Prime Minister Binyamin Netanyahu denied Saturday that he is only pretending to seek a two-state solution, as Deputy Defense Minister Danny Danon hinted broadly in a weekend interview.
Danon’s comments “do not represent the position of Prime Minister Binyamin Netanyahu and the government of Israel,” sources in the Prime Minister's Office told the Times of Israel in response to Danon’s interview, which the same news outlet published Thursday.
The sources said that the prime minister “is interested in a resumption of negotiations without preconditions,” and that his positions regarding support for a two-state solution remain in force.

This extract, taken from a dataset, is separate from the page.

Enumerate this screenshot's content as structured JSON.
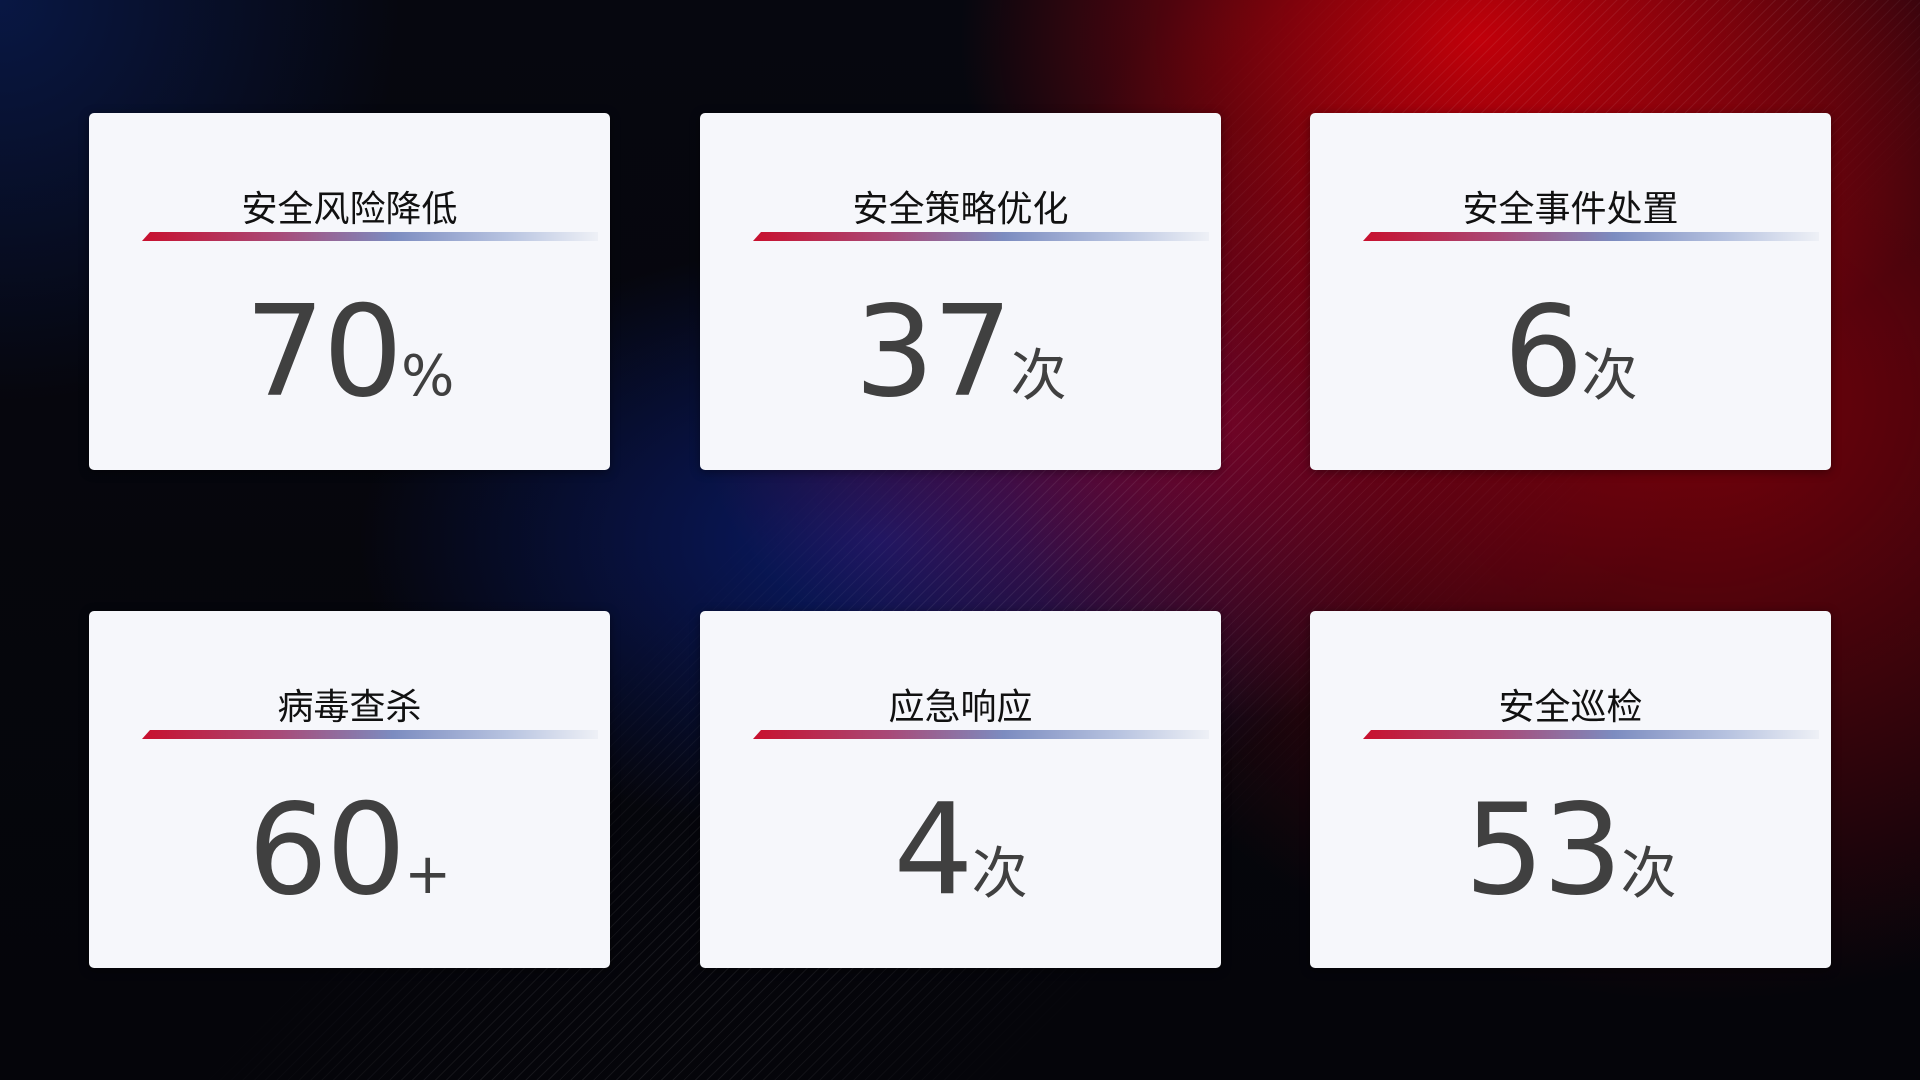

“Look at the government: there was never a government discussion, resolution or vote about the two-state solution,” Danon had said. “If you will bring it to a vote in the government — nobody will bring it to a vote, it’s not smart to do it — but if you bring it to a vote, you will see the majority of Likud ministers, along with the Jewish Home [party], will be against it.”
Danon said Netanyahu calls for peace talks despite his government’s opposition “because he knows Israel will never arrive at an agreement with the Palestinians,” the Times of Israel said (this phrase is not a quote from Danon, however, but from the reporter's account of what he said).
“Today we’re not fighting it [Netanyahu’s declared goal of a Palestinian state],” Danon said, “but if there will be a move to promote a two-state solution, you will see forces blocking it within the party and the government.”
The deputy minister said “there is no majority for a two-state solution” among the 31 lawmakers that make up the Likud-Yisrael Beytenu Knesset faction. The Likud party’s central committee passed a motion against the creation of a Palestinian state about 10 years ago, Danon added, and this means that the party legally was bound to oppose the idea of two states for two people.